Did you hallucinate the same white buffalo that I did last night.
No, but I did see you shaking hands with a homeless man.
she's just sitting in a corner ripping all of the filters off her menthols
I misunderstood what a threesome is. Please come pick me up.
I wish alcohol would automatically work as birth control if you have sex drunk.
Restaurants Roasting People Who Gave Them Negative Yelp Reviews (25 Pics)
I'm at the casino and some dude apparently has money in an entire row of slot machines. Its like watching a really intense adult version of wack a mole
I don't know, I don't really wanna ask the question, "Mom why am I not circumcised?"
I'm going on a nature/throwup walk. Don't lock me out of the apartment.
still finding ketchup in my shoes. thanks to graduation that is probably the last time ill ever say that..
I tried to take a photo for proof but couldn't hold my penis, camera, and measuring tape all at the same time.
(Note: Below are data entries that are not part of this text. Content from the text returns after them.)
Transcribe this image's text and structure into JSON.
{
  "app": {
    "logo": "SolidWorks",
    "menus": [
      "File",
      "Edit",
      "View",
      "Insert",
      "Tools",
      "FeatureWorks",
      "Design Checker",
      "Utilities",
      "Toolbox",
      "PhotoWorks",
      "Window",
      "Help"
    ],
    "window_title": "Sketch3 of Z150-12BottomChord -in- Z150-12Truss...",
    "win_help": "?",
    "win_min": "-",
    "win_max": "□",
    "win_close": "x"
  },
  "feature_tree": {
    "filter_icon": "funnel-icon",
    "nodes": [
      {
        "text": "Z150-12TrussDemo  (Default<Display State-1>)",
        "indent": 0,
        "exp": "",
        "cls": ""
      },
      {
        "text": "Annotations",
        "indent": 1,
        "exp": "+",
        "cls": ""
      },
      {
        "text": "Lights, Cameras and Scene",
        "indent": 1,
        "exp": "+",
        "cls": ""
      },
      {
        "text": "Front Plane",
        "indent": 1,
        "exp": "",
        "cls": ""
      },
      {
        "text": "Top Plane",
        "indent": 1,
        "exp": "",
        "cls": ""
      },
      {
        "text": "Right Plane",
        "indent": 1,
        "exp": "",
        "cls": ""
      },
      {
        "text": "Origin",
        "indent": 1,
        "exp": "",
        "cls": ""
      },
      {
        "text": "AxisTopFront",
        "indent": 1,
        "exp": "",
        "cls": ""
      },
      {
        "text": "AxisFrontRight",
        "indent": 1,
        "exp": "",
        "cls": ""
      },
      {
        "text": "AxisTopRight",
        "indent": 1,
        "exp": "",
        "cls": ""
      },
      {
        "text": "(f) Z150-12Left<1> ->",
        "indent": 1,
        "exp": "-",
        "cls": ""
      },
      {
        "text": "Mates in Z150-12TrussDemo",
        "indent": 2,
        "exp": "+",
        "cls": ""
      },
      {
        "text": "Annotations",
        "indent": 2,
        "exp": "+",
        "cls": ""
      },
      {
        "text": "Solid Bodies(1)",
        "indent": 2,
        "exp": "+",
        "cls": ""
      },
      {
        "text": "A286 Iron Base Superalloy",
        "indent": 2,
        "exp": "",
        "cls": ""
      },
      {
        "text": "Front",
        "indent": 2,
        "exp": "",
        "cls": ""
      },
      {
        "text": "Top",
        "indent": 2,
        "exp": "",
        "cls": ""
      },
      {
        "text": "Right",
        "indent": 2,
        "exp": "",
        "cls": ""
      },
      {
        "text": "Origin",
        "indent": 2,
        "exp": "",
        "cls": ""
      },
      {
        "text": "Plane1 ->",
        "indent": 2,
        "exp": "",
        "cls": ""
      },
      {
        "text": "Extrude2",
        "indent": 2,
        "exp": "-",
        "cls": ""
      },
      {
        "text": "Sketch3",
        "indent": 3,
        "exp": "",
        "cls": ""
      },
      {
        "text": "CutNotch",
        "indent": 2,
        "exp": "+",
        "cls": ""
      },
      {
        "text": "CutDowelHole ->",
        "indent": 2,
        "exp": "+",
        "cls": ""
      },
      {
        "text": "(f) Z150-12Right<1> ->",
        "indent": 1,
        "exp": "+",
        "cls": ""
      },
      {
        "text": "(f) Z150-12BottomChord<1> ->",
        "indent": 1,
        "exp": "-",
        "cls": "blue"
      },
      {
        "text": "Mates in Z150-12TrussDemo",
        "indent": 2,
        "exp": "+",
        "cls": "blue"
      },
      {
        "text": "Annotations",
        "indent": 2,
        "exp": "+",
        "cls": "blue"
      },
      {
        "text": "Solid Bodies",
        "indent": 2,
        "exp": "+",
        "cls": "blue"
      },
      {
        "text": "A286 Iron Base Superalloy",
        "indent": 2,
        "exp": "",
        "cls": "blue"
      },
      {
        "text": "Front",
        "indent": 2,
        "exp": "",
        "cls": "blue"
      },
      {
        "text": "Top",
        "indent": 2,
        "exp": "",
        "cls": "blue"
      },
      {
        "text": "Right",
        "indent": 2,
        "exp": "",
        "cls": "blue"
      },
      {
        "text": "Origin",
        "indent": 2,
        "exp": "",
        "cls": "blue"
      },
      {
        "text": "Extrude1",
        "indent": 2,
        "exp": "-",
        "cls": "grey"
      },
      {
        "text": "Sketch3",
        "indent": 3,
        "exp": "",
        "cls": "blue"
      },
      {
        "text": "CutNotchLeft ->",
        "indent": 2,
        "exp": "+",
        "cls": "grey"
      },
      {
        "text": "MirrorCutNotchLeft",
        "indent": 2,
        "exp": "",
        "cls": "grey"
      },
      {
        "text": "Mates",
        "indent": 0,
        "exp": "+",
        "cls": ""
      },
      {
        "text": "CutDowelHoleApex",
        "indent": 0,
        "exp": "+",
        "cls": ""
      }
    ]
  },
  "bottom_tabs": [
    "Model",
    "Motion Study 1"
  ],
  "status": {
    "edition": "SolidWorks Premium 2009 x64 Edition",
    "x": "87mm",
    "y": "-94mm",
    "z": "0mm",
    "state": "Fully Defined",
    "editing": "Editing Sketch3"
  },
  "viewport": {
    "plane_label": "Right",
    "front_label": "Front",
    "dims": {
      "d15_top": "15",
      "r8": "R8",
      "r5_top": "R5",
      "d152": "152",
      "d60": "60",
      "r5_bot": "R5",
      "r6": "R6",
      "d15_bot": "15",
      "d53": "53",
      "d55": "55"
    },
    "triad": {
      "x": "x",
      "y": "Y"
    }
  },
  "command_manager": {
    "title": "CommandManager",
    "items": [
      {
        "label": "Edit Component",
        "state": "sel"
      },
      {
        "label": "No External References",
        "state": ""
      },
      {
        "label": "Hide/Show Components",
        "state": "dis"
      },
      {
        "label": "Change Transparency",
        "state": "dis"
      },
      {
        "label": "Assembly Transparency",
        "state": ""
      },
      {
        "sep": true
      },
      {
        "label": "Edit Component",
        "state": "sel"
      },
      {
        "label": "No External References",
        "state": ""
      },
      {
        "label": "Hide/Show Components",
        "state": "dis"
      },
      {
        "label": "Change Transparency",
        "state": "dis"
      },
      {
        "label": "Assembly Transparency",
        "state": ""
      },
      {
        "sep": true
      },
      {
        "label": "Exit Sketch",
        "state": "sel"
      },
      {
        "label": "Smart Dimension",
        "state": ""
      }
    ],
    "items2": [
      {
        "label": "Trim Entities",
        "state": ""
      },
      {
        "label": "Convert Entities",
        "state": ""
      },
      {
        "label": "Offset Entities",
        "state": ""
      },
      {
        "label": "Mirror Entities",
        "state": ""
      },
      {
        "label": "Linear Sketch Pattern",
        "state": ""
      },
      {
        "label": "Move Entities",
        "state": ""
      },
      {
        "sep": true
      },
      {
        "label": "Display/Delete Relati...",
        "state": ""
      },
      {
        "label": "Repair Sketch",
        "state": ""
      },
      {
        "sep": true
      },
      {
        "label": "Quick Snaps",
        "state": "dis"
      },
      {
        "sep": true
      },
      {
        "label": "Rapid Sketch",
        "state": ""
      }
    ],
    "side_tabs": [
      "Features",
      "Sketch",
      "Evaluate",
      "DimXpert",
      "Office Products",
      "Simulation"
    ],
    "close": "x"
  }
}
Woman Posts Harassing DMs From Creep Online, Now He’s Upset Because People Told His Mom
That's the first time I've ever heard something that tickled both my gag reflex and my penis simultaneously.
I've woke up with the same hoodie on backwards, twice this week. I think that's a record
I literally ate pizza on a toilet and made up reasons as to why you should make out with that boy. I am unstoppable.
He was imitating a sprinkler when he started puking. Hence- vomit sprinkler. Some people just can't handle their tequila
I'm not a morning person, and, trust me, no matter how good your cock may be, it will not turn me into one.
Because, after all, nothing quite says life in 2020 than doing laundry at 9:40 on a Friday morning to make sure you have masks and underwear.